The Early Days of a Better Nation

Thursday, October 09, 2003


The Brave Little Barbecue Goes to Mars

Francis Spufford, Backroom Boys: the Secret Return of the British Boffin, Faber and Faber, 6 Nov 2003,
£15.99, 0571-21496-7 (Proof copy received)

This is one of the most enjoyable books I've read this year, and the one most likely to appeal to SF fans. I mean, how many books start with a wartime pub scene of the London members of the British Interplanetary Society cheering as the near-miss plaster falls around them because they recognise instantly what an explosion followed by a strange rising boom means for their dreams?

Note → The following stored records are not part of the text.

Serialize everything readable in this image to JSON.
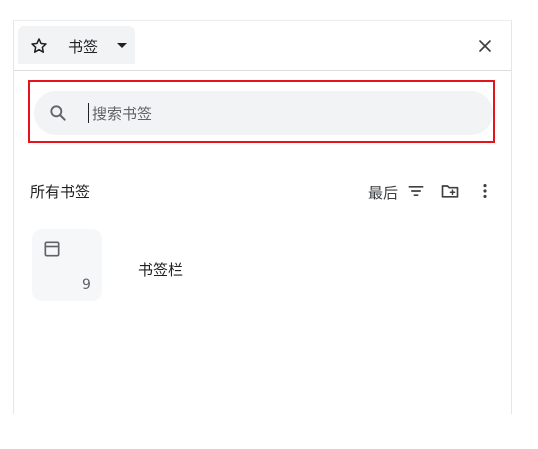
{
  "header": {
    "tab_label": "书签",
    "star_icon": "star-icon",
    "dropdown_icon": "caret-down-icon",
    "close_icon": "close-icon"
  },
  "search": {
    "placeholder": "搜索书签",
    "value": "",
    "icon": "search-icon",
    "highlight_color": "#e8121c"
  },
  "bookmarks": {
    "section_title": "所有书签",
    "sort_label": "最后",
    "sort_icon": "sort-icon",
    "new_folder_icon": "new-folder-icon",
    "more_icon": "more-vert-icon",
    "items": [
      {
        "name": "书签栏",
        "count": "9",
        "icon": "bookmark-bar-icon"
      }
    ]
  }
}
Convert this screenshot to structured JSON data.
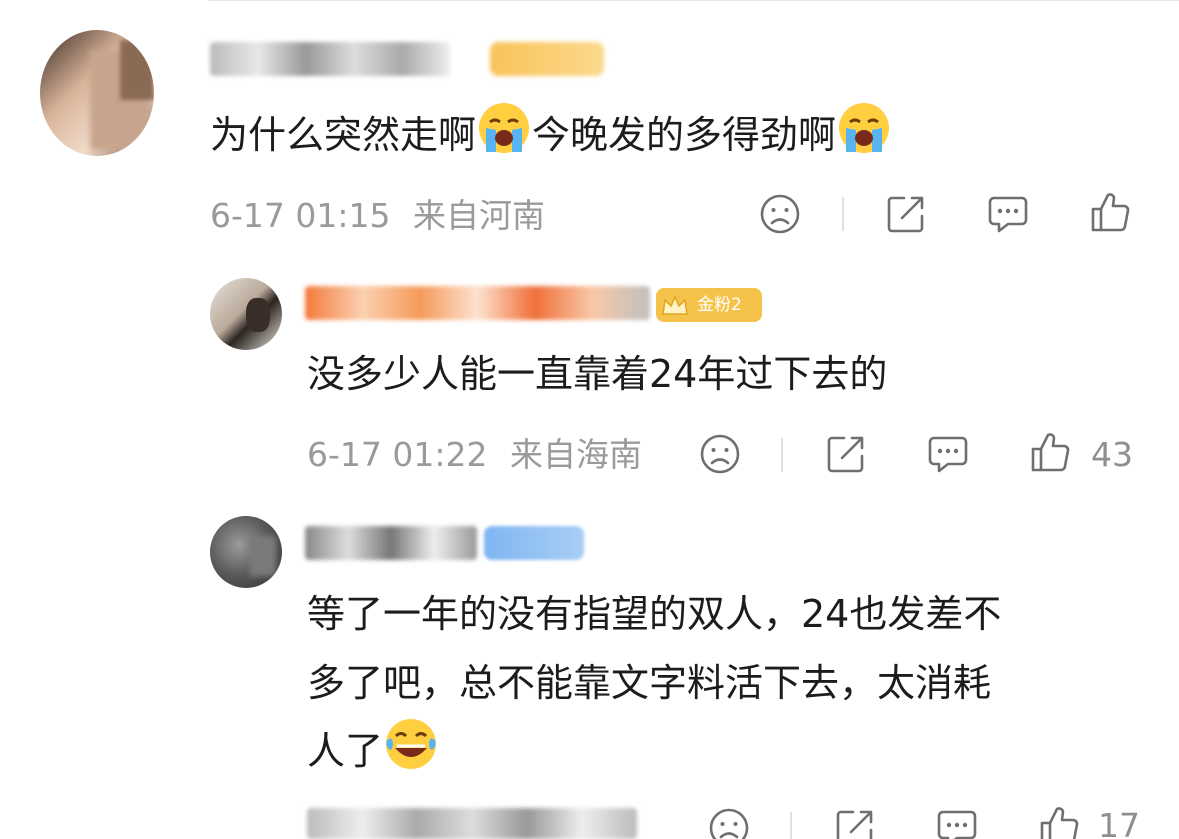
{
  "comments": [
    {
      "body": "为什么突然走啊",
      "body_tail": "今晚发的多得劲啊",
      "date": "6-17 01:15",
      "location": "来自河南"
    },
    {
      "badge": "金粉2",
      "body": "没多少人能一直靠着24年过下去的",
      "date": "6-17 01:22",
      "location": "来自海南",
      "likes": "43"
    },
    {
      "body_lines": [
        "等了一年的没有指望的双人，24也发差不",
        "多了吧，总不能靠文字料活下去，太消耗",
        "人了"
      ],
      "likes": "17"
    }
  ],
  "icons": {
    "dislike": "sad-face-icon",
    "share": "share-icon",
    "comment": "comment-bubble-icon",
    "like": "thumbs-up-icon"
  },
  "colors": {
    "meta_text": "#9a9a9a",
    "badge_gold": "#f5c34a",
    "badge_blue": "#7fb6f2"
  }
}
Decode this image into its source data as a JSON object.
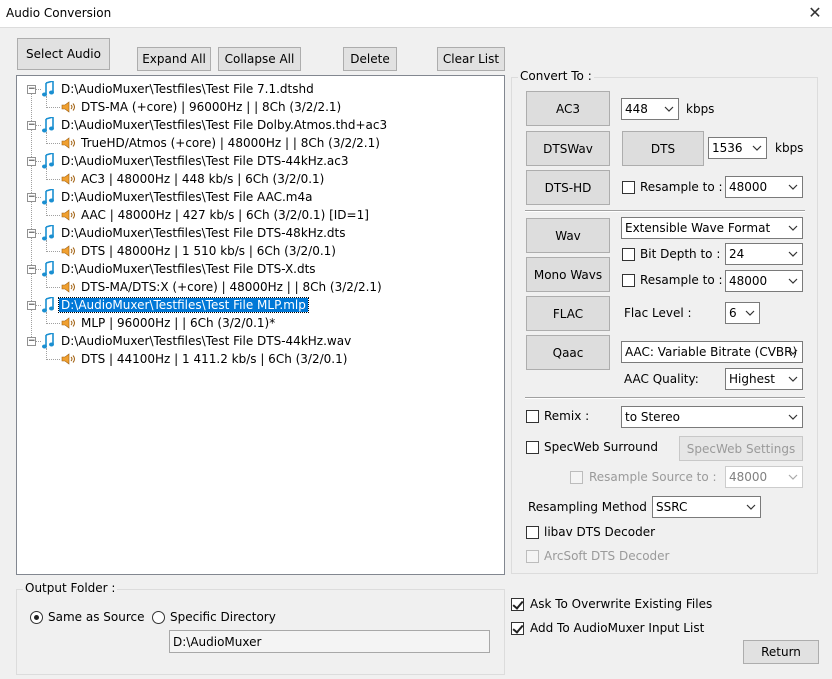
{
  "window": {
    "title": "Audio Conversion",
    "close_glyph": "✕"
  },
  "toolbar": {
    "select_audio": "Select Audio",
    "expand_all": "Expand All",
    "collapse_all": "Collapse All",
    "delete": "Delete",
    "clear_list": "Clear List"
  },
  "files": [
    {
      "path": "D:\\AudioMuxer\\Testfiles\\Test File 7.1.dtshd",
      "info": "DTS-MA (+core) | 96000Hz |  | 8Ch (3/2/2.1)"
    },
    {
      "path": "D:\\AudioMuxer\\Testfiles\\Test File Dolby.Atmos.thd+ac3",
      "info": "TrueHD/Atmos (+core) | 48000Hz |  | 8Ch (3/2/2.1)"
    },
    {
      "path": "D:\\AudioMuxer\\Testfiles\\Test File DTS-44kHz.ac3",
      "info": "AC3 | 48000Hz | 448 kb/s | 6Ch (3/2/0.1)"
    },
    {
      "path": "D:\\AudioMuxer\\Testfiles\\Test File AAC.m4a",
      "info": "AAC | 48000Hz | 427 kb/s | 6Ch (3/2/0.1) [ID=1]"
    },
    {
      "path": "D:\\AudioMuxer\\Testfiles\\Test File DTS-48kHz.dts",
      "info": "DTS | 48000Hz | 1 510 kb/s | 6Ch (3/2/0.1)"
    },
    {
      "path": "D:\\AudioMuxer\\Testfiles\\Test File DTS-X.dts",
      "info": "DTS-MA/DTS:X (+core) | 48000Hz |  | 8Ch (3/2/2.1)"
    },
    {
      "path": "D:\\AudioMuxer\\Testfiles\\Test File MLP.mlp",
      "info": "MLP | 96000Hz |  | 6Ch (3/2/0.1)*",
      "selected": true
    },
    {
      "path": "D:\\AudioMuxer\\Testfiles\\Test File DTS-44kHz.wav",
      "info": "DTS | 44100Hz | 1 411.2 kb/s | 6Ch (3/2/0.1)"
    }
  ],
  "convert": {
    "group_label": "Convert To :",
    "ac3": {
      "button": "AC3",
      "bitrate": "448",
      "unit": "kbps"
    },
    "dtswav": {
      "button": "DTSWav"
    },
    "dts": {
      "button": "DTS",
      "bitrate": "1536",
      "unit": "kbps"
    },
    "dtshd": {
      "button": "DTS-HD",
      "resample_label": "Resample to :",
      "resample_value": "48000",
      "resample_checked": false
    },
    "wav": {
      "button": "Wav",
      "format": "Extensible Wave Format"
    },
    "monowavs": {
      "button": "Mono Wavs",
      "bitdepth_label": "Bit Depth to :",
      "bitdepth_value": "24",
      "bitdepth_checked": false,
      "resample_label": "Resample to :",
      "resample_value": "48000",
      "resample_checked": false
    },
    "flac": {
      "button": "FLAC",
      "level_label": "Flac Level :",
      "level_value": "6"
    },
    "qaac": {
      "button": "Qaac",
      "mode": "AAC: Variable Bitrate (CVBR)",
      "quality_label": "AAC Quality:",
      "quality_value": "Highest"
    },
    "remix": {
      "label": "Remix :",
      "value": "to Stereo",
      "checked": false
    },
    "specweb": {
      "label": "SpecWeb Surround",
      "settings_button": "SpecWeb Settings",
      "checked": false,
      "resample_source_label": "Resample Source to :",
      "resample_source_value": "48000"
    },
    "resampling": {
      "label": "Resampling Method :",
      "value": "SSRC"
    },
    "libav": {
      "label": "libav DTS Decoder",
      "checked": false
    },
    "arcsoft": {
      "label": "ArcSoft DTS Decoder",
      "checked": false
    }
  },
  "output": {
    "group_label": "Output Folder :",
    "same_as_source": "Same as Source",
    "specific_directory": "Specific Directory",
    "selected": "same_as_source",
    "directory": "D:\\AudioMuxer"
  },
  "options": {
    "ask_overwrite": {
      "label": "Ask To Overwrite Existing Files",
      "checked": true
    },
    "add_to_input": {
      "label": "Add To AudioMuxer Input List",
      "checked": true
    }
  },
  "footer": {
    "return": "Return"
  },
  "colors": {
    "selection": "#0078d7",
    "note_icon": "#1a8fd1",
    "speaker_icon": "#f0a030"
  }
}
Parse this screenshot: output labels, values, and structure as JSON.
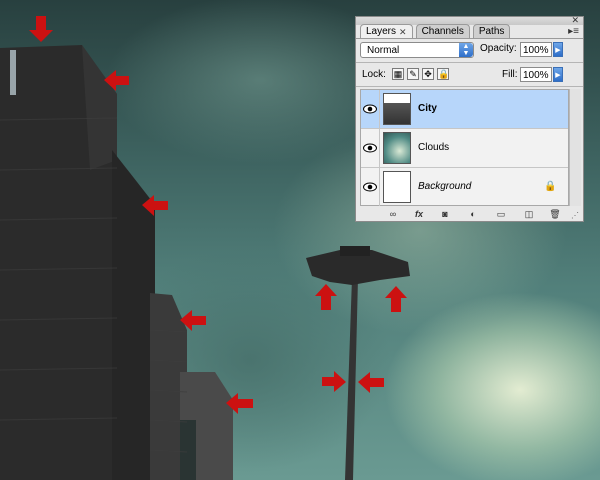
{
  "layers_panel": {
    "tabs": [
      {
        "label": "Layers",
        "active": true
      },
      {
        "label": "Channels",
        "active": false
      },
      {
        "label": "Paths",
        "active": false
      }
    ],
    "blend_mode": "Normal",
    "opacity_label": "Opacity:",
    "opacity_value": "100%",
    "lock_label": "Lock:",
    "fill_label": "Fill:",
    "fill_value": "100%",
    "layers": [
      {
        "name": "City",
        "selected": true,
        "visible": true
      },
      {
        "name": "Clouds",
        "selected": false,
        "visible": true
      },
      {
        "name": "Background",
        "selected": false,
        "visible": true,
        "locked": true
      }
    ],
    "bottom_icons": [
      "link-layers-icon",
      "layer-style-icon",
      "layer-mask-icon",
      "adjustment-layer-icon",
      "group-folder-icon",
      "new-layer-icon",
      "trash-icon"
    ]
  },
  "colors": {
    "selection_highlight": "#b7d6fa",
    "arrow_red": "#cc1111",
    "panel_bg": "#e8e8e8"
  },
  "canvas": {
    "annotation": "red arrow markers pointing at building edges and lamp post"
  }
}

Even many SF fans, I suspect, will be as surprised - and gripped - as I was by the tale of the British space programme. I honestly didn't know that ... (no spoilers from me). Likewise, I didn't know the backroom stories of Concorde, computer games (pioneered by libertarian SF fans), mobile phones, the human genome project, and Beagle 2 (the barbecue-shaped British-built space probe, due to land on Mars on Christmas Day this year).

Spufford does more than tell engaging tales. He painlessly puts across a wealth of information about science and engineering. To cover six very different areas of technology and science in such an intriguing way, and to catch the distinctive style of each field's native geek, is a rare achievement. Above all, he tells a coherent story, of industrial decline countered - in part at least - by ingenious adaptation to the 'post-industrial' world. It sharply evokes a lost world of Dan Dare, Look and Learn, and Meccano, and goes on to show us how that world was never lost: that it is, in fact, part of the secret history of today.